Aquella semana de hace 13 abriles, como todas las de los años anteriores, mandé mi colaboración al periódico. Soy disciplinado. Por ello, a pesar de hacerlo por mero entretenimiento, en aquella ocasión tampoco falté a mi compromiso. Llegó el día de su publicación y, al hojear el diario, vi que mi columna de opinión no estaba. En su lugar figuraba el texto de un desconocido. No le di importancia; supuse que un imprevisto de última hora habría provocado tal situación y esperé la llegada de la semana siguiente para verla publicada. Pasados unos días, antes de que llegase aquel en el que debería por fin aparecer, recibí una llamada de la directora del periódico proponiéndome tomar un café. Jamás había pasado nada parecido y me resultó llamativa la propuesta. Le pregunté al respecto y me dijo que prefería comentarme en persona.

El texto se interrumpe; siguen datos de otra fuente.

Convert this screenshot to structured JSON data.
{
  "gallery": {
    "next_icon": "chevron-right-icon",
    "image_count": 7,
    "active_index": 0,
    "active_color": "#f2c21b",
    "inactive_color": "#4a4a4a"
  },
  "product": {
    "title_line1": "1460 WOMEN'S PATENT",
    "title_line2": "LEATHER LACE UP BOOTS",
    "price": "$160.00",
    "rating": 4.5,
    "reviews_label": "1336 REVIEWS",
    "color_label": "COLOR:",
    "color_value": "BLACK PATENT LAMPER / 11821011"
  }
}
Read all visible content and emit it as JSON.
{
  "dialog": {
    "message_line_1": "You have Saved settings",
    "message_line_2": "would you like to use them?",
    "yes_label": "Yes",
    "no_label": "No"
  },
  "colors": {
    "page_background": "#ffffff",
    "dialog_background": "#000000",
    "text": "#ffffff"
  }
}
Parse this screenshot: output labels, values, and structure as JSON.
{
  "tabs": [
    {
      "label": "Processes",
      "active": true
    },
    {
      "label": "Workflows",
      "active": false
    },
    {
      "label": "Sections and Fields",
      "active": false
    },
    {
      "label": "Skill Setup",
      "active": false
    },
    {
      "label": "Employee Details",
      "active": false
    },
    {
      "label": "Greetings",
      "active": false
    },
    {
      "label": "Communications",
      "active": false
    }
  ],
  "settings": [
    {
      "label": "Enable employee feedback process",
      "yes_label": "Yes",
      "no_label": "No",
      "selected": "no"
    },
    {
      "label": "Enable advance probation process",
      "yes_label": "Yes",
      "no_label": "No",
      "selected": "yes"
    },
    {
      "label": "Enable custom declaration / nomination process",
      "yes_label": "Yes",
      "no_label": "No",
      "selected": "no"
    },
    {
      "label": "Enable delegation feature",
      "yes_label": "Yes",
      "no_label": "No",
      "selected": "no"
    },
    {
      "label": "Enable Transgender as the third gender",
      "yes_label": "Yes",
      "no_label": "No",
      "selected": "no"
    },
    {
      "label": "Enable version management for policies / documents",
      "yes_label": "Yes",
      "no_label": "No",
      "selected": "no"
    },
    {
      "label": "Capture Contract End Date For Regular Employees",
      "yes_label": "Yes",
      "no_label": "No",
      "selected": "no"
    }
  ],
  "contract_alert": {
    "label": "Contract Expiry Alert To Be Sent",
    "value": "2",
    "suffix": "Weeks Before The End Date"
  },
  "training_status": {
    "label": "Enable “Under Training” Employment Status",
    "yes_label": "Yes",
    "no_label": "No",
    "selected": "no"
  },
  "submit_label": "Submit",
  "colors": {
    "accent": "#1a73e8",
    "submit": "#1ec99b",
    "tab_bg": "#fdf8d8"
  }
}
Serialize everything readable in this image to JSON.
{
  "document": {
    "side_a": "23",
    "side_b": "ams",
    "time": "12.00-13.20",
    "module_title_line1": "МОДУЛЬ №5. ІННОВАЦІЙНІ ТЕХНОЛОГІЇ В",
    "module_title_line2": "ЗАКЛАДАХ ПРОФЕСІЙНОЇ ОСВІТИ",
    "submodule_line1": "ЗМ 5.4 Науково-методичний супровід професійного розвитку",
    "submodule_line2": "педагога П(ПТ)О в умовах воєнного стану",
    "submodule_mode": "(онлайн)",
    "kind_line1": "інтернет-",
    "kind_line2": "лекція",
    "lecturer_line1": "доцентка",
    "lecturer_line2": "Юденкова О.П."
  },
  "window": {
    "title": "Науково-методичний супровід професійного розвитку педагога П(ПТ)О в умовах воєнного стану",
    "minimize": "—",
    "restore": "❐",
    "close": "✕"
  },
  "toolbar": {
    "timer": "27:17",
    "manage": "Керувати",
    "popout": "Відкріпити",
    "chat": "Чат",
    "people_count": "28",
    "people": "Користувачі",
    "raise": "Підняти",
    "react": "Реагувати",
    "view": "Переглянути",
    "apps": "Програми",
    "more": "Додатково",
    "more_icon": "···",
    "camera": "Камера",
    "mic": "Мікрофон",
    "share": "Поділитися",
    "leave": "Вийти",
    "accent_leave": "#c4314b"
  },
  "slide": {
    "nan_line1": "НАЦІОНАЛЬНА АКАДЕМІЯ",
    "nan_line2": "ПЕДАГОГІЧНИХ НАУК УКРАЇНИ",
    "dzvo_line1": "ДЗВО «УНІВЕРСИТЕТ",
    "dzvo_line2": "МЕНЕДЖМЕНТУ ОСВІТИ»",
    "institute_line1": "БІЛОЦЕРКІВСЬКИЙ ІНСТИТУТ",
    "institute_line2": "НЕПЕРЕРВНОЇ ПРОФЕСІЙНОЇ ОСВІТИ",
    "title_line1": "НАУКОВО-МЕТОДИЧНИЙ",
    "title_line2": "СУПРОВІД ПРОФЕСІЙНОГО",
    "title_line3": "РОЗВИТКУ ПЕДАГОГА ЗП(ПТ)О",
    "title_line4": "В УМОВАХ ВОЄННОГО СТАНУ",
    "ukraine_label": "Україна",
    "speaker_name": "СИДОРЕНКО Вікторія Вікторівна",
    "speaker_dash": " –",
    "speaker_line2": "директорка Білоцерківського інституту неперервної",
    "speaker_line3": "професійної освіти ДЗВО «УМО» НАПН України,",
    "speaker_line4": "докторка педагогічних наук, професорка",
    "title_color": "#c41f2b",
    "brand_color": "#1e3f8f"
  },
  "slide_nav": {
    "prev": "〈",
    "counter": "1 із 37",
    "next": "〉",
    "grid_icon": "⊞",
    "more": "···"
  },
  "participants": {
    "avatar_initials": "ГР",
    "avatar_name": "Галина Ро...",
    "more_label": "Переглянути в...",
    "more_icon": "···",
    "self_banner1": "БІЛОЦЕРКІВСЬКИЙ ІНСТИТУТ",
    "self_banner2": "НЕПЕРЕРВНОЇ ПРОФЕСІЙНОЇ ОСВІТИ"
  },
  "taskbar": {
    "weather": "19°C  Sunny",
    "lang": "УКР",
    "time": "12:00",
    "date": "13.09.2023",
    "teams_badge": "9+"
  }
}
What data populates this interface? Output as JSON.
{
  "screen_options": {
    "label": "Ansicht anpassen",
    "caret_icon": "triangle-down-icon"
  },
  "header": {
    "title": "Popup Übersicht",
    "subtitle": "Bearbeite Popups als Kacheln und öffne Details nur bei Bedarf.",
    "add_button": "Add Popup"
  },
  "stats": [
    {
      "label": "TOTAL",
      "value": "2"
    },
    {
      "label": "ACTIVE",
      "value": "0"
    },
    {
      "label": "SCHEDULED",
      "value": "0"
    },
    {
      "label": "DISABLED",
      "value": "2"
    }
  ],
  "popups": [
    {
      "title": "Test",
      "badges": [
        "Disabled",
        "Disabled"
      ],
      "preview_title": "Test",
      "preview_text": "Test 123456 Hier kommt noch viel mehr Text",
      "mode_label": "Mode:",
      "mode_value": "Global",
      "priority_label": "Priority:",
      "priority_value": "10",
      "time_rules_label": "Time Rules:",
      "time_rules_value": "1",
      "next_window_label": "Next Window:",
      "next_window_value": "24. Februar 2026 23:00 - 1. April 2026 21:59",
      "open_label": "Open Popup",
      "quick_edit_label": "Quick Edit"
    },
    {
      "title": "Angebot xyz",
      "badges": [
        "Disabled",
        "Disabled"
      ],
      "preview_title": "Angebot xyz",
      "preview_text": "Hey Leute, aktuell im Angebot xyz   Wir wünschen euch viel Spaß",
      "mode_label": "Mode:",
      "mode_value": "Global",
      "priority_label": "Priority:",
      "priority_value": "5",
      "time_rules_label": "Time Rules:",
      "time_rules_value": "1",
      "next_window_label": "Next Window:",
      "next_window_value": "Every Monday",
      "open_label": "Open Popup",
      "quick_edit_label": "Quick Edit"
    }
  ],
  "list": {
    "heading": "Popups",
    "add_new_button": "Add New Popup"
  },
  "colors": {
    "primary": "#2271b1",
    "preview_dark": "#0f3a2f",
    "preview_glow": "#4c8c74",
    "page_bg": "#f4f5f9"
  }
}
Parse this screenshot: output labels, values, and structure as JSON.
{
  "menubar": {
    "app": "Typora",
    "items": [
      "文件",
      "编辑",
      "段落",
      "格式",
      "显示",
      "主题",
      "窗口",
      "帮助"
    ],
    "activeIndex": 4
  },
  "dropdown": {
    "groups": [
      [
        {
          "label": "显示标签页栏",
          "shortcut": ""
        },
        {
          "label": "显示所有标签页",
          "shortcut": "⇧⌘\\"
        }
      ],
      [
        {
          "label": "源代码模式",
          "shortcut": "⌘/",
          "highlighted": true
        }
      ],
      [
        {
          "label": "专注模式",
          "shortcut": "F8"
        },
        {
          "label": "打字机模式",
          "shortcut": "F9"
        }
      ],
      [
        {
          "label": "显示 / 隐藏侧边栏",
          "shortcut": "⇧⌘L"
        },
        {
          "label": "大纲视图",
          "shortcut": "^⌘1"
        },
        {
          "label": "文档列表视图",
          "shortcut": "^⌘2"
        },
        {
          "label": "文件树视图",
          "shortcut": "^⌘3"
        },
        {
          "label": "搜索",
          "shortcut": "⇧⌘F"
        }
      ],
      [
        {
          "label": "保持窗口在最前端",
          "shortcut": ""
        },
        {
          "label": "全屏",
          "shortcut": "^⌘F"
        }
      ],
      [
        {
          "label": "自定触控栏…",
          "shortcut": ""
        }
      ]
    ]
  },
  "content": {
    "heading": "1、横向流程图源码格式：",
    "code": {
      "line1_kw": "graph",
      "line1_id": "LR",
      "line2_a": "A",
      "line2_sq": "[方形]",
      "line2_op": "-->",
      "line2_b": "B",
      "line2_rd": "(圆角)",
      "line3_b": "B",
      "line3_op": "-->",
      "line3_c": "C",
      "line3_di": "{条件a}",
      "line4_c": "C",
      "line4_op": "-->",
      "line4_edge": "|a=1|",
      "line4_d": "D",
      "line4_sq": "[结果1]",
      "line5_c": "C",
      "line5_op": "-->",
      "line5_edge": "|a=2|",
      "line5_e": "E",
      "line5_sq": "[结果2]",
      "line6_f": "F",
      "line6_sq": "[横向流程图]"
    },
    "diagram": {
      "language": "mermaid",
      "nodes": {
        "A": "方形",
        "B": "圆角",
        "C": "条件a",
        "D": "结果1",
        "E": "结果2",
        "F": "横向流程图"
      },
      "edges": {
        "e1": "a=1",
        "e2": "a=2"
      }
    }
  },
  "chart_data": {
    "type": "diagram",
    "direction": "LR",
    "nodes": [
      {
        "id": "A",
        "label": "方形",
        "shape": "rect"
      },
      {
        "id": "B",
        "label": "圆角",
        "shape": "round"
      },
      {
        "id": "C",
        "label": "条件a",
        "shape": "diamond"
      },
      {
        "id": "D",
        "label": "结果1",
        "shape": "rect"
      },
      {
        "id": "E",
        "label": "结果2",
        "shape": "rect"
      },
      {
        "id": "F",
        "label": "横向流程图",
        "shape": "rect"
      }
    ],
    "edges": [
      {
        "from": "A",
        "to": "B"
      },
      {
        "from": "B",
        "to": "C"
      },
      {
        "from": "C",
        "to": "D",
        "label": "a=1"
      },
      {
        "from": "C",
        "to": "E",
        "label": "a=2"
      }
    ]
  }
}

Llegado el momento del café, que fue sin churros y que yo mismo aboné, me dijo que se encontraba ante uno de los tragos más difíciles de su vida. Expectante, le pedí que acelerase. Titubeando me dijo que le habían llegado órdenes de la cabecera del periódico, y a ésta de las altas esferas políticas regionales de mi tierra, en orden a que dejase de publicar mis opiniones en el periódico. Con un malestar evidente, me transmitió que les habían dado dos opciones: retirada de publicidad institucional o mi cabeza. ¿Yo, un simple columnista de provincias? ¿Yo, un mero colaborador aficionado que no recibía ninguna compensación salvo el ejemplar del día? ¿Los, según ellos mismos, supuestamente mayores defensores de la libertad de expresión censuraban mis opiniones? Pues sí. Tanto les importaba hasta donde pudieran llegar mis reflexiones que no dudaron, en lugar de denunciarme si es que difamaba o mentía, en aplicar una de las herramientas que mejor saben utilizar, aunque lo hagan sin mancharse las manos ni sudar la camiseta: la guadaña.